A Sign and Mark of Christendom
The Sacrament of the Altar is a mark of the Church. Luther expounds upon this fact in his “Sermon on Confession and the Sacrament” from 1524. You’ll also note that Luther states that those who receive the Sacrament can be seen as those who confess God’s name, are unashamed of His Word and are willing to suffer for the right practice of it. Therefore we can rightly confess that the reception of the Sacrament is a sign of common faith and life in Christ.
It is also beautiful that God so rules and orders things in such a way that this Sacrament is not without persecution, for He has instituted it to be a sign and mark of Christendom, so that people can know who we are. If we did not have [this Sacrament], people would not know where to find Christians, who the Christians are, and where the Gospel has produced fruit. But when we go to the Sacrament, people can see who the people are who have heard the Gospel. Then they can pay attention to whether we live as Christians. So this is a mark by which we are recognized as those who confess God’s name and are unashamed of His Word.

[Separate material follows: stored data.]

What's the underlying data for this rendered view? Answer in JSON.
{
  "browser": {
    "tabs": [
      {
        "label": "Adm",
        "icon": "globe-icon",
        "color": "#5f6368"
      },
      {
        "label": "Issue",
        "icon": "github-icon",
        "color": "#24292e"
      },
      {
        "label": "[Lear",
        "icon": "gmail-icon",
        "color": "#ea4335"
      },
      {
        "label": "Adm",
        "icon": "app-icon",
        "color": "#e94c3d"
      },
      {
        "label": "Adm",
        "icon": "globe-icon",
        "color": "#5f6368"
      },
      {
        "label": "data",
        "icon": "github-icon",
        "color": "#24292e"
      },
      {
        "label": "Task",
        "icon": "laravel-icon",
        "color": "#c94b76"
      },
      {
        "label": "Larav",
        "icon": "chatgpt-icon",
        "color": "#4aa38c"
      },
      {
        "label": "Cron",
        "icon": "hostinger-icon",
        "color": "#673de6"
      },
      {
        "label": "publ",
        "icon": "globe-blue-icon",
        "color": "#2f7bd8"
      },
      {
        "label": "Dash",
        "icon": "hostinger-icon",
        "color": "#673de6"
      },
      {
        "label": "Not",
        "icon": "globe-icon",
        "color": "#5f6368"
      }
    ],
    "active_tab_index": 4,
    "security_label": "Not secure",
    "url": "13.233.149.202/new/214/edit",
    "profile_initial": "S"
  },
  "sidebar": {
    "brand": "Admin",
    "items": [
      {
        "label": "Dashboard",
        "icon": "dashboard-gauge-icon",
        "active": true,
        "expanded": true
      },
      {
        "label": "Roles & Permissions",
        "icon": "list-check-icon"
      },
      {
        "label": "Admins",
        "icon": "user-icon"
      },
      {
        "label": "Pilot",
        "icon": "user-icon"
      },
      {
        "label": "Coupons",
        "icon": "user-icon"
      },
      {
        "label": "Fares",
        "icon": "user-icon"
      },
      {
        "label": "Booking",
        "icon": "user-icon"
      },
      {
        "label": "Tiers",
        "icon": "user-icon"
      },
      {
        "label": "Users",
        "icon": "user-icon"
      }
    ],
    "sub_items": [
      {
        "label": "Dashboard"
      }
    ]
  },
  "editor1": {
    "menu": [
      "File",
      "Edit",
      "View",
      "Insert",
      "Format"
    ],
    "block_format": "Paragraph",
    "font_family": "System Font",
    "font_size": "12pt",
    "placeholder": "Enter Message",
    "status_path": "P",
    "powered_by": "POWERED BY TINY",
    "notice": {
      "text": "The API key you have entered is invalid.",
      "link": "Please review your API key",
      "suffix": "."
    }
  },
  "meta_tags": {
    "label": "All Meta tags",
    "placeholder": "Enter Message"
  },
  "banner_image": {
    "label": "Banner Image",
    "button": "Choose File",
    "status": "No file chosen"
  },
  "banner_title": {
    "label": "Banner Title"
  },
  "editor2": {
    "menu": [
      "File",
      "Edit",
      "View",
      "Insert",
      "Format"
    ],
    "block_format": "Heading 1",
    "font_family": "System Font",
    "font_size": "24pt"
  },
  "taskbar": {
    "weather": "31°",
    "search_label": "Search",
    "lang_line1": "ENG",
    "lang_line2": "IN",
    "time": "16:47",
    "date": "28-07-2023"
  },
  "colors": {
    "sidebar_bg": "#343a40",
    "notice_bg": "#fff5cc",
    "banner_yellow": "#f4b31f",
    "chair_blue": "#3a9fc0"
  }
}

Now when the pope sees that I go to the Sacrament and receive both kinds according to the Gospel, it is a testimony that I cling to the Gospel. Then if he becomes angry and wants to slay me, that is just the way it happened at first in Christendom, when Christians confessed God with this same mark. Our bishops have forbidden both kinds [in the Sacrament] contrary to Christ’s ordinance and command. If we want to confess Christ now, then we much receive nothing else than both kinds, so that people will know that we are Christians and value the Word of God highly. If they slay us for this, then we should endure it; God will give us our lives back in abundance. Therefore, it is right that we are persecuted for this, otherwise, if we were honored for it, it would not be a true confession. So we remain in the correct situation, that we must expect shame and disgrace and even death for the Lord’s sake, just as it happened in the early church.
Luther’s Works, Vol. 76 Church Postil II. Concordia Publishing House, 2013, pp. 440-441.